A flex circuit board is a printed circuit board designed to be flexible. These boards are used in many applications where the PCB must withstand harsh environments such as heat, moisture and chemicals. They are also often used in place of wire harnesses in products such as mobile phones and automobiles. In addition to requiring flexibility, these types of applications often require small form factor circuits or very high current density.
Most flex circuits are constructed with a base raw material known as a polyimide film. This material is bonded with various adhesives in order to create a laminate that provides the electrical and physical properties required for the circuit board. The choice of adhesive is important because it can significantly affect the performance characteristics of the circuit board. For example, certain adhesives are suitable for higher temperature resistance than others.
The conductors in a flex circuit board are typically copper foil, but other metals can be used as well.
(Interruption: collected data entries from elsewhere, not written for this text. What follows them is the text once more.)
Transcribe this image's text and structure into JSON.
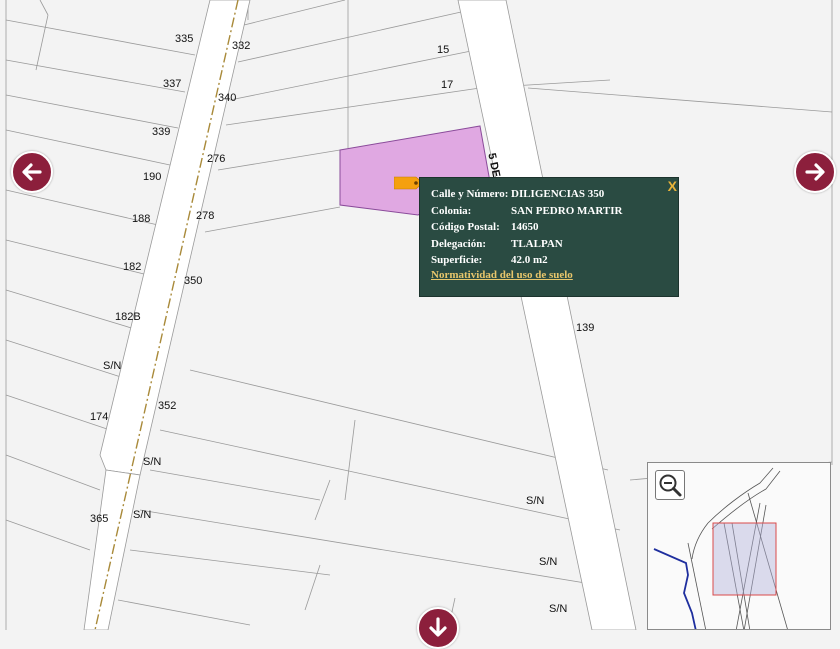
{
  "map": {
    "parcel_labels": [
      "335",
      "332",
      "337",
      "340",
      "339",
      "276",
      "190",
      "278",
      "188",
      "182",
      "350",
      "182B",
      "S/N",
      "174",
      "352",
      "S/N",
      "365",
      "S/N",
      "S/N",
      "S/N",
      "S/N",
      "15",
      "17",
      "139"
    ],
    "street_label": "5 DE",
    "highlight_color": "#e0a8e2",
    "pin_color": "#f5a00f"
  },
  "popup": {
    "rows": [
      {
        "key": "Calle y Número:",
        "value": "DILIGENCIAS 350"
      },
      {
        "key": "Colonia:",
        "value": "SAN PEDRO MARTIR"
      },
      {
        "key": "Código Postal:",
        "value": "14650"
      },
      {
        "key": "Delegación:",
        "value": "TLALPAN"
      },
      {
        "key": "Superficie:",
        "value": "42.0 m2"
      }
    ],
    "link": "Normatividad del uso de suelo",
    "close": "X"
  },
  "nav": {
    "left": "arrow-left-icon",
    "right": "arrow-right-icon",
    "down": "arrow-down-icon",
    "color": "#8c1f3c"
  },
  "minimap": {
    "zoom_icon": "zoom-out-icon"
  }
}
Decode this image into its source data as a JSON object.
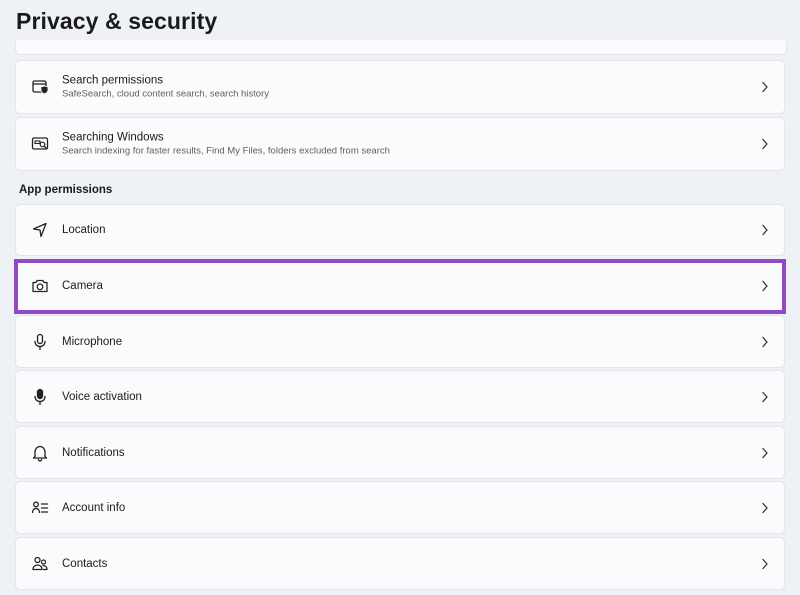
{
  "page": {
    "title": "Privacy & security"
  },
  "search_permissions": {
    "title": "Search permissions",
    "subtitle": "SafeSearch, cloud content search, search history",
    "icon": "search-permissions-icon"
  },
  "searching_windows": {
    "title": "Searching Windows",
    "subtitle": "Search indexing for faster results, Find My Files, folders excluded from search",
    "icon": "searching-windows-icon"
  },
  "app_permissions": {
    "header": "App permissions",
    "items": [
      {
        "label": "Location",
        "icon": "location-icon"
      },
      {
        "label": "Camera",
        "icon": "camera-icon",
        "highlighted": true
      },
      {
        "label": "Microphone",
        "icon": "microphone-icon"
      },
      {
        "label": "Voice activation",
        "icon": "voice-activation-icon"
      },
      {
        "label": "Notifications",
        "icon": "bell-icon"
      },
      {
        "label": "Account info",
        "icon": "account-info-icon"
      },
      {
        "label": "Contacts",
        "icon": "contacts-icon"
      }
    ]
  },
  "colors": {
    "background": "#eef2f7",
    "card": "#fbfbfd",
    "highlight_border": "#9249c4"
  }
}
Copper is preferred due to its balance of cost and physical and electrical performance attributes. Copper foil is typically etched using electrodeposited or wrought copper processes. This process allows for greater control of the copper thickness and uniformity, which is beneficial in reducing stress on the circuit during bending and flexing.
Materials Used in Flex Circuit Boards
In a typical multilayer flex circuit, the layers of the substrate are separated by through holes and plated with copper. The thickness of the copper layer can vary depending on the application and design. A bare copper layer is sometimes used, while other times a copper-filled epoxy or acrylic flex adhesive is utilized. These materials allow for easier assembly of surface mount components and provide good conductivity even when the board is bent or flexed.
Some flex circuits use solid copper pours to serve as the ground or power plane, which can be fine if the designer doesn’t mind the resulting loss of flexibility. However, for most flex designs, it is more practical to use hatched copper. A hatched copper layout reduces the copper’s bias in the 0deg, 45deg and 90deg angle directions, which will help to alleviate the stress on the copper when the flex circuit is in these angles.
The versatility of flexible PCBs extends beyond their physical properties to their role in enabling advanced electronic functionalities. From high-speed data transmission and impedance control to signal integrity and electromagnetic interference (EMI) shielding, flexible PCBs offer a host of features that enhance the performance and reliability of electronic systems. Whether in consumer electronics, automotive applications, industrial automation, or beyond, the adaptability and functionality of flexible PCBs continue to drive innovation and shape the future of electronics.
The top layer of a flex circuit is the coverlay, which protects the copper from moisture and chemical exposure. The coverlay also provides some strength and visual appeal to the final product. Typical choices include polyimide, epoxy and a variety of acrylic-based flexible adhesives. The coverlay can be printed with a wide range of colors, patterns and textures, which allow for a variety of aesthetic and functional design options.